Misfit Disciples in an Orthodox World
"You had better be a round peg in a square hole than a round peg in a round hole. The latter is in for life, while the first is only an indeterminate sentence." – Elbert Hubbard

Gaurding Against Spirtual Stagnation

Friday, September 2, 2011

As Christians, spiritual stagnation can be one of our greatest and most dangerous enemies. Unfortunately, it can creep up on us before we know it. The familiar is comfortable and often appears to be more manageable. On the other hand, change, thinking our way through issues, learning to reform the questions that guide our spiritual lives, are all very important things that we can neglect to our own peril. 

I am reminded of the cliché: "no pain, no gain." Through exercise, we break down a muscle, the consequence of which is often soreness and discomfort. Over time, however, these muscles rebuild themselves and usually return bigger and stronger. Such is the process of growth.  This mixture of pain/gain is also applicable to our spiritual exercise and spiritual growth process as well.

Remaining with the metaphor, not all exercise is created equally. Some is better, safer, and more capable of doing what we need it to do than others. Over time, it is also important for one to change up the routine. Along our spiritual journey, we have to be careful not to always accept one set of answers as being the end all to all questions. If we are truly growing spiritually, our questions will naturally grow and change with us. Accepting one set of answers, regardless of where those answers fall on a particular spectrum (progressive, conservative, etc) can be dangerous. For instance (and to change the metaphor a bit), if medical science operated upon such misguided logic, we would still be blood-letting or some other primitive form of medical treatment instead of the more effective and modern techniques of today's medicine that prolong lives and has made the current state of our medical care better than it was, even 50 years ago. 

So, change is definitely good for us. Once again, however, as in the exercise metaphor above, not all change is created equal. I remember, years ago, when I began to question some of the sacred cows in my life, examining my theology; it was difficult, and at times, violent. In fact, it propelled me into a crisis of faith, the likes of which I have never experienced since (and am still recovering from), nor would I wish upon my worst enemy. I mean, I went to bed one night believing in God, woke up the next morning and wasn't so sure (not literally, but you get the point). And this called into question everything that I had hung my faith upon over the years. Sorting through all of this and finally returning, through it all, as a person faith (a miracle in its own rite!) was a 15 year journey; 15 years! Some of the most difficult times of my life were during those days!
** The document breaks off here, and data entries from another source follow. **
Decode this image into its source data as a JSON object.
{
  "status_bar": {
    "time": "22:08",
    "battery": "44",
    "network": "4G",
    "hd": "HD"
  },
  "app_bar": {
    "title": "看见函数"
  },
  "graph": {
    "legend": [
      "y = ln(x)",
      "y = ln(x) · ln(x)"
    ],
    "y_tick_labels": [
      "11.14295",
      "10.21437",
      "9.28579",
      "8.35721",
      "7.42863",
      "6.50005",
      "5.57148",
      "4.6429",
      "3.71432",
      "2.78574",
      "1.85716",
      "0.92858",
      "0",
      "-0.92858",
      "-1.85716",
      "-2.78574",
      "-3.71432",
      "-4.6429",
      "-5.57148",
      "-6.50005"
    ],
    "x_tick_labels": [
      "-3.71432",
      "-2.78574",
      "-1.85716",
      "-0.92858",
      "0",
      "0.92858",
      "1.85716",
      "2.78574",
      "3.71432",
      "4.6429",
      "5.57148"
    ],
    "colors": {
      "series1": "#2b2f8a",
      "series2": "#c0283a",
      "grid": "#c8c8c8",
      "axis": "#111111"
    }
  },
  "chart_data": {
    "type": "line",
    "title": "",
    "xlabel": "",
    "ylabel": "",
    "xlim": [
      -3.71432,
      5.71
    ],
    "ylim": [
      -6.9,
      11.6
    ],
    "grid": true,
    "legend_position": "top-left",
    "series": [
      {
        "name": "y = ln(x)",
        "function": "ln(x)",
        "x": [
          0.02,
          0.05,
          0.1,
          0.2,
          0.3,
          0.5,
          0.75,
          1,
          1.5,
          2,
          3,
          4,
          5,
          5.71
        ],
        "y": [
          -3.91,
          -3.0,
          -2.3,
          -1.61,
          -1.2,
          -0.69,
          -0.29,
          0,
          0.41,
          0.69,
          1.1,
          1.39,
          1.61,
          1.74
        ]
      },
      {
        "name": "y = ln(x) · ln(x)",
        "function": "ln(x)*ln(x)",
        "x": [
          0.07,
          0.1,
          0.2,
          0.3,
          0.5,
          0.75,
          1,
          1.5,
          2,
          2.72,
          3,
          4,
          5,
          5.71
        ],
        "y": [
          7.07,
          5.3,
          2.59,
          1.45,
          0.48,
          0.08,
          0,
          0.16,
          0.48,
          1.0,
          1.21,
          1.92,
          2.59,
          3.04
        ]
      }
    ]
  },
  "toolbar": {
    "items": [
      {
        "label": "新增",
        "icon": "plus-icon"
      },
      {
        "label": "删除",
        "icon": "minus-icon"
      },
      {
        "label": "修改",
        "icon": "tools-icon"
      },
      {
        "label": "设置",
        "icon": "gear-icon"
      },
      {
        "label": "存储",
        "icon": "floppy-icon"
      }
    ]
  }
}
I have recently been reading Becky Garrison's book entitled, Jesus Died for This? A Satirist's Search for the Risen Christ. In it, her spiritual mentor asks her some very interesting questions; questions that I think we'd all do well to think over and address. They make wonderful exercises in our effort to ward off spiritual stagnation. Here they are, slightly modified: 

  • What are we looking for in church?
  • How would we respond if our questions changed?
  • Are we ready to be surprised by the answers? [p. 49]
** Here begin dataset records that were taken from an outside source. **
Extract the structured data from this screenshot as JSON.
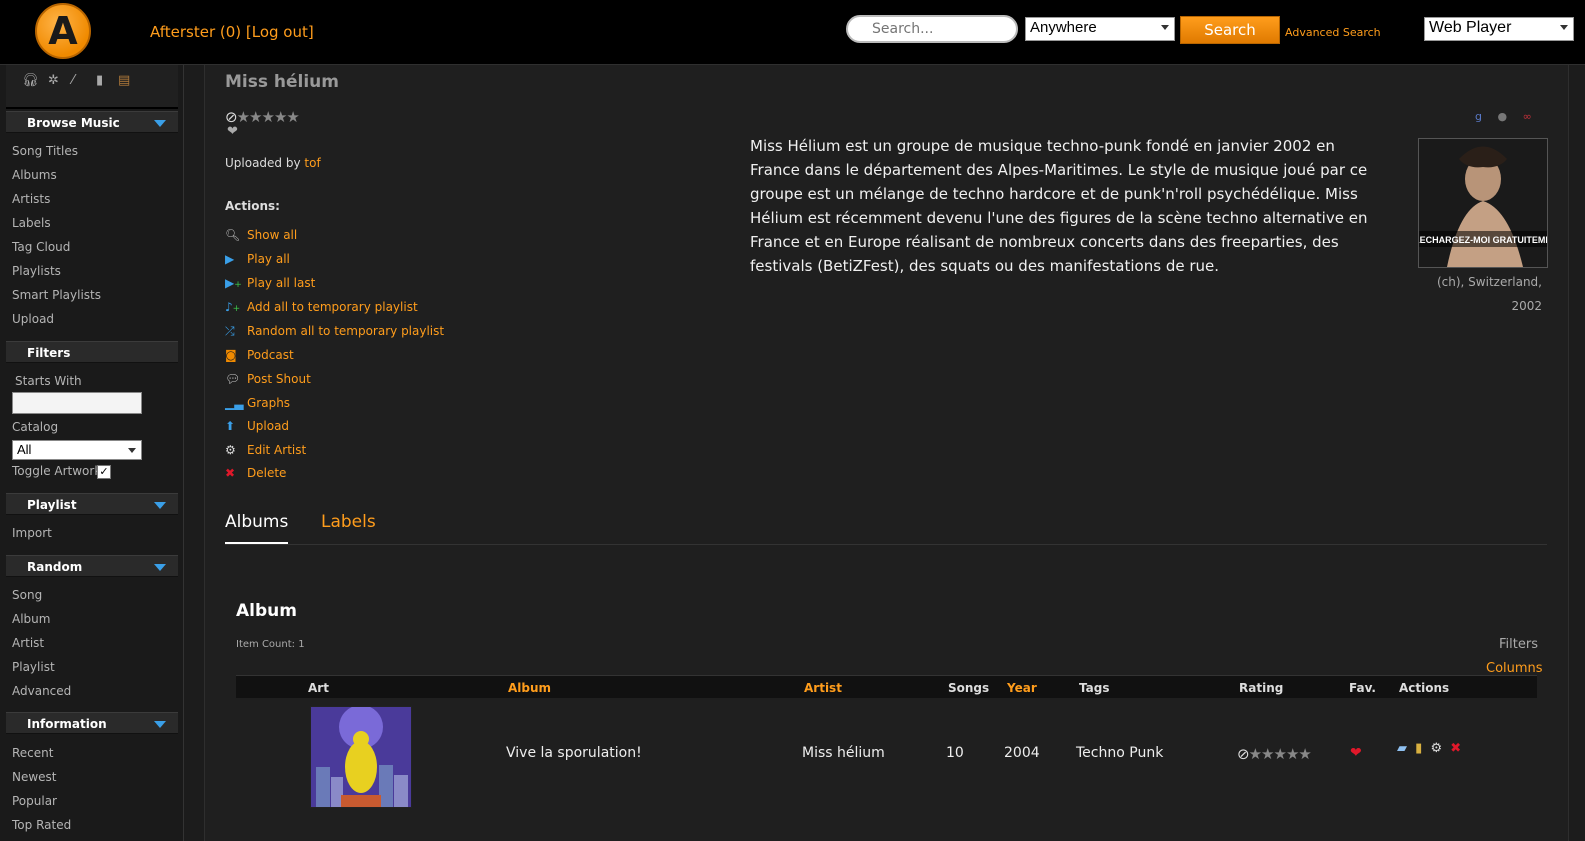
{
  "header": {
    "user_text": "Afterster (0) [Log out]",
    "search_placeholder": "Search...",
    "search_scope": "Anywhere",
    "search_button": "Search",
    "advanced_search": "Advanced Search",
    "player_select": "Web Player"
  },
  "sidebar": {
    "browse_music": {
      "header": "Browse Music",
      "items": [
        "Song Titles",
        "Albums",
        "Artists",
        "Labels",
        "Tag Cloud",
        "Playlists",
        "Smart Playlists",
        "Upload"
      ]
    },
    "filters": {
      "header": "Filters",
      "starts_with": "Starts With",
      "catalog_label": "Catalog",
      "catalog_value": "All",
      "toggle_artwork": "Toggle Artwork"
    },
    "playlist": {
      "header": "Playlist",
      "items": [
        "Import"
      ]
    },
    "random": {
      "header": "Random",
      "items": [
        "Song",
        "Album",
        "Artist",
        "Playlist",
        "Advanced"
      ]
    },
    "information": {
      "header": "Information",
      "items": [
        "Recent",
        "Newest",
        "Popular",
        "Top Rated"
      ]
    }
  },
  "artist": {
    "name": "Miss hélium",
    "rating_stars": 0,
    "uploaded_by_prefix": "Uploaded by",
    "uploaded_by_user": "tof",
    "actions_label": "Actions:",
    "actions": [
      "Show all",
      "Play all",
      "Play all last",
      "Add all to temporary playlist",
      "Random all to temporary playlist",
      "Podcast",
      "Post Shout",
      "Graphs",
      "Upload",
      "Edit Artist",
      "Delete"
    ],
    "bio": "Miss Hélium est un groupe de musique techno-punk fondé en janvier 2002 en France dans le département des Alpes-Maritimes. Le style de musique joué par ce groupe est un mélange de techno hardcore et de punk'n'roll psychédélique. Miss Hélium est récemment devenu l'une des figures de la scène techno alternative en France et en Europe réalisant de nombreux concerts dans des freeparties, des festivals (BetiZFest), des squats ou des manifestations de rue.",
    "photo_text": "TELECHARGEZ-MOI GRATUITEMENT",
    "photo_caption": "(ch), Switzerland, 2002"
  },
  "tabs": [
    "Albums",
    "Labels"
  ],
  "album_section": {
    "heading": "Album",
    "item_count": "Item Count: 1",
    "filters": "Filters",
    "columns": "Columns",
    "headers": {
      "art": "Art",
      "album": "Album",
      "artist": "Artist",
      "songs": "Songs",
      "year": "Year",
      "tags": "Tags",
      "rating": "Rating",
      "fav": "Fav.",
      "actions": "Actions"
    },
    "rows": [
      {
        "album": "Vive la sporulation!",
        "artist": "Miss hélium",
        "songs": "10",
        "year": "2004",
        "tags": "Techno Punk",
        "rating_stars": 0,
        "favorite": true
      }
    ]
  }
}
I won't take the time to address each question individually. But, I think the second question, for me at least, is the most important. You see, it is very easy for me to adopt an elitist mentality, as if I have finally arrived at some enlightened frame of mind, no additional thinking necessary. While obviously misguided, it is just as easy for me to think that I now have all the questions down pat as it has always been. Obviously, this is just as false as it was the day I began this journey. To coddle this thinking is spiritual stagnation at its worse. 

Regardless of how enlightened I may feel, I can easily become stagnant. Learning in the faith should be an ongoing process. The more we learn, the more capable we are to learn. And, I can assure you that we will never exhaust the completeness of God. The author of Philippians, speaking of Jesus, said that all the treasures of wisdom and knowledge abide in Him (Col 2:1-3). We will never come to a place where we've arrived and have no need to ask more questions or seek better answers. 
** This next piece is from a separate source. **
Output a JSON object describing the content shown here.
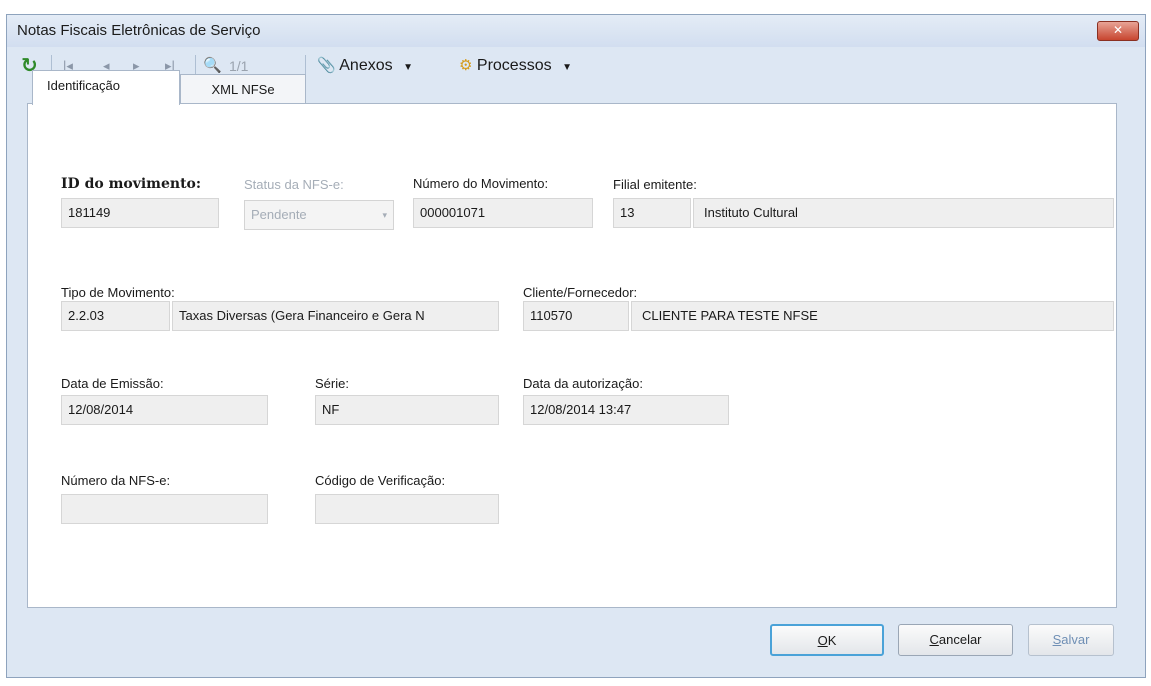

Think about the above questions. Let them settle into your spirit. What are we looking for in church? How has this changed over time? How do you expect it to change? How different are your questions today compared to what they were just a year ago? Do you still struggle with the same answers? What would you do if you got an answer that didn't mesh well with your overall thinking right now? 

Let's never stop growing and searching for better answers and understanding!